Six of G7 Commit to Climate Action

  • Six of G7 Commit to Climate Action  (c) twitter.com/RegSprecherSix of G7 Commit to Climate Action (c) twitter.com/RegSprecher

Six of the seven countries attending last week’s G7 summit – Canada, Germany, the UK, France, Italy and Japan, along with the EU government – made several climate commitments while US negotiators promoted fossil fuels. President Donald Trump did not attend the environment sessions, and the country did not endorse the closing communique.

At the summit, the remaining leaders reaffirmed their commitment to the Paris climate agreement, from which the US plans to withdraw.

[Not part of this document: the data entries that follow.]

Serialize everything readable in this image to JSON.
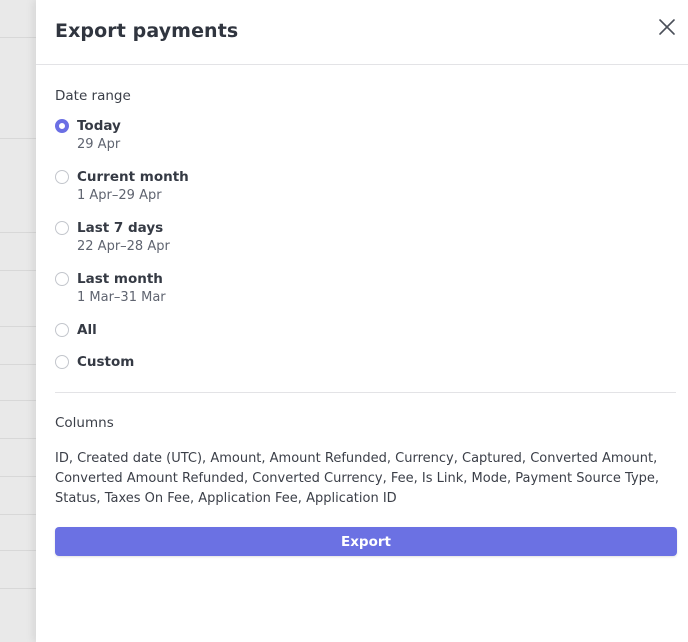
{
  "panel": {
    "title": "Export payments"
  },
  "date_range": {
    "label": "Date range",
    "options": [
      {
        "label": "Today",
        "sub": "29 Apr",
        "selected": true
      },
      {
        "label": "Current month",
        "sub": "1 Apr–29 Apr",
        "selected": false
      },
      {
        "label": "Last 7 days",
        "sub": "22 Apr–28 Apr",
        "selected": false
      },
      {
        "label": "Last month",
        "sub": "1 Mar–31 Mar",
        "selected": false
      },
      {
        "label": "All",
        "sub": "",
        "selected": false
      },
      {
        "label": "Custom",
        "sub": "",
        "selected": false
      }
    ]
  },
  "columns": {
    "label": "Columns",
    "text": "ID, Created date (UTC), Amount, Amount Refunded, Currency, Captured, Converted Amount, Converted Amount Refunded, Converted Currency, Fee, Is Link, Mode, Payment Source Type, Status, Taxes On Fee, Application Fee, Application ID"
  },
  "export_button": {
    "label": "Export"
  },
  "colors": {
    "accent": "#6b71e3",
    "radio_selected": "#6b6fe4"
  },
  "icons": {
    "close": "close-icon"
  }
}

They pledged to reduce air and water pollution, along with greenhouse gas emissions as steps toward to achieving a global carbon-neutral economy during the second half of this century.

The communique focused on energy transition through market-based clean energy technologies and stressed the importance of carbon pricing, technology collaboration and innovation as well as financing to improve adaptation to climate change. The six countries endorsed the Charlevoix Blueprint for Health Oceans, Seas and Resilient Coastal Communities and – with the notable exception of Japan – the G7 Ocean Plastics Charter.

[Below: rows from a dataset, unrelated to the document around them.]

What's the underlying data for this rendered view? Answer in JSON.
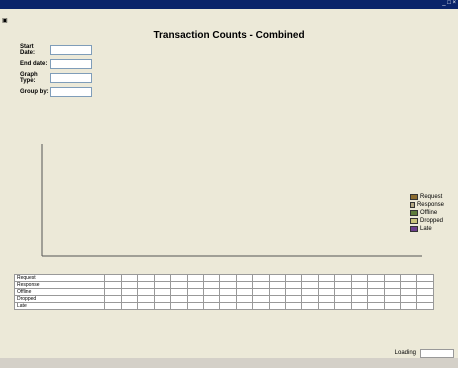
{
  "window": {
    "title": ""
  },
  "menu": {
    "items": [
      ""
    ]
  },
  "report": {
    "title": "Transaction Counts - Combined"
  },
  "form": {
    "start_label": "Start Date:",
    "start_value": "",
    "end_label": "End date:",
    "end_value": "",
    "graph_type_label": "Graph Type:",
    "graph_type_value": "",
    "group_by_label": "Group by:",
    "group_by_value": ""
  },
  "status": {
    "loading_label": "Loading",
    "progress_value": ""
  },
  "chart_data": {
    "type": "bar",
    "title": "Transaction Counts - Combined",
    "xlabel": "",
    "ylabel": "",
    "categories": [
      "",
      "",
      "",
      "",
      "",
      "",
      "",
      "",
      "",
      "",
      "",
      "",
      "",
      "",
      "",
      "",
      "",
      "",
      "",
      ""
    ],
    "series": [
      {
        "name": "Request",
        "values": [
          0,
          0,
          0,
          0,
          0,
          0,
          0,
          0,
          0,
          0,
          0,
          0,
          0,
          0,
          0,
          0,
          0,
          0,
          0,
          0
        ]
      },
      {
        "name": "Response",
        "values": [
          0,
          0,
          0,
          0,
          0,
          0,
          0,
          0,
          0,
          0,
          0,
          0,
          0,
          0,
          0,
          0,
          0,
          0,
          0,
          0
        ]
      },
      {
        "name": "Offline",
        "values": [
          0,
          0,
          0,
          0,
          0,
          0,
          0,
          0,
          0,
          0,
          0,
          0,
          0,
          0,
          0,
          0,
          0,
          0,
          0,
          0
        ]
      },
      {
        "name": "Dropped",
        "values": [
          0,
          0,
          0,
          0,
          0,
          0,
          0,
          0,
          0,
          0,
          0,
          0,
          0,
          0,
          0,
          0,
          0,
          0,
          0,
          0
        ]
      },
      {
        "name": "Late",
        "values": [
          0,
          0,
          0,
          0,
          0,
          0,
          0,
          0,
          0,
          0,
          0,
          0,
          0,
          0,
          0,
          0,
          0,
          0,
          0,
          0
        ]
      }
    ],
    "legend_title": "",
    "legend_position": "right",
    "colors": [
      "#8b6b2e",
      "#b4a884",
      "#5e7c3a",
      "#c9c47a",
      "#6b3f8c"
    ]
  },
  "table": {
    "headers": [
      "",
      "",
      "",
      "",
      "",
      "",
      "",
      "",
      "",
      "",
      "",
      "",
      "",
      "",
      "",
      "",
      "",
      "",
      "",
      "",
      ""
    ],
    "rows": [
      {
        "label": "Request",
        "cells": [
          "",
          "",
          "",
          "",
          "",
          "",
          "",
          "",
          "",
          "",
          "",
          "",
          "",
          "",
          "",
          "",
          "",
          "",
          "",
          ""
        ]
      },
      {
        "label": "Response",
        "cells": [
          "",
          "",
          "",
          "",
          "",
          "",
          "",
          "",
          "",
          "",
          "",
          "",
          "",
          "",
          "",
          "",
          "",
          "",
          "",
          ""
        ]
      },
      {
        "label": "Offline",
        "cells": [
          "",
          "",
          "",
          "",
          "",
          "",
          "",
          "",
          "",
          "",
          "",
          "",
          "",
          "",
          "",
          "",
          "",
          "",
          "",
          ""
        ]
      },
      {
        "label": "Dropped",
        "cells": [
          "",
          "",
          "",
          "",
          "",
          "",
          "",
          "",
          "",
          "",
          "",
          "",
          "",
          "",
          "",
          "",
          "",
          "",
          "",
          ""
        ]
      },
      {
        "label": "Late",
        "cells": [
          "",
          "",
          "",
          "",
          "",
          "",
          "",
          "",
          "",
          "",
          "",
          "",
          "",
          "",
          "",
          "",
          "",
          "",
          "",
          ""
        ]
      }
    ]
  }
}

While underlining its support of market-based clean energy technologies, the US in its resolution said it “will endeavor to work closely with other countries to help them access and use fossil fuels more cleanly and efficiently." None of the other six countries endorsed the fossil fuel proposal.

Commentators noticed that this year's G7 statement on climate change was more extensive than in its 2017 statement, which included just a single paragraph on the subject. The US did not support the climate statement last year, either, as the journal Inside Climate News noted. That communique said the US government was reviewing its policies and was "not in a position to join the consensus."

Touching on the summit’s resolutions, Alden Meyer, director of strategy and policy at the Union of Concerned Scientists – which has repeatedly criticized the current leadership of the US Environmental Protection Agency (EPA) – said the six nations endorsing a common approach “are joined by thousands of US mayors, governors, business leaders and others who are moving forward with ambitious climate action.”

“As communities across the US.

confront the costly and harmful impacts of climate change, it's these leaders – not President Trump – who are acting in the true economic, environmental and national security interests of the American people," Meyer said.

"America – until now – had led on climate," Fred Krupp, president of the US Environmental Defense Fund, commented. "Today our president doesn't even care enough to be present. We all must work to restore the USA to a leadership position."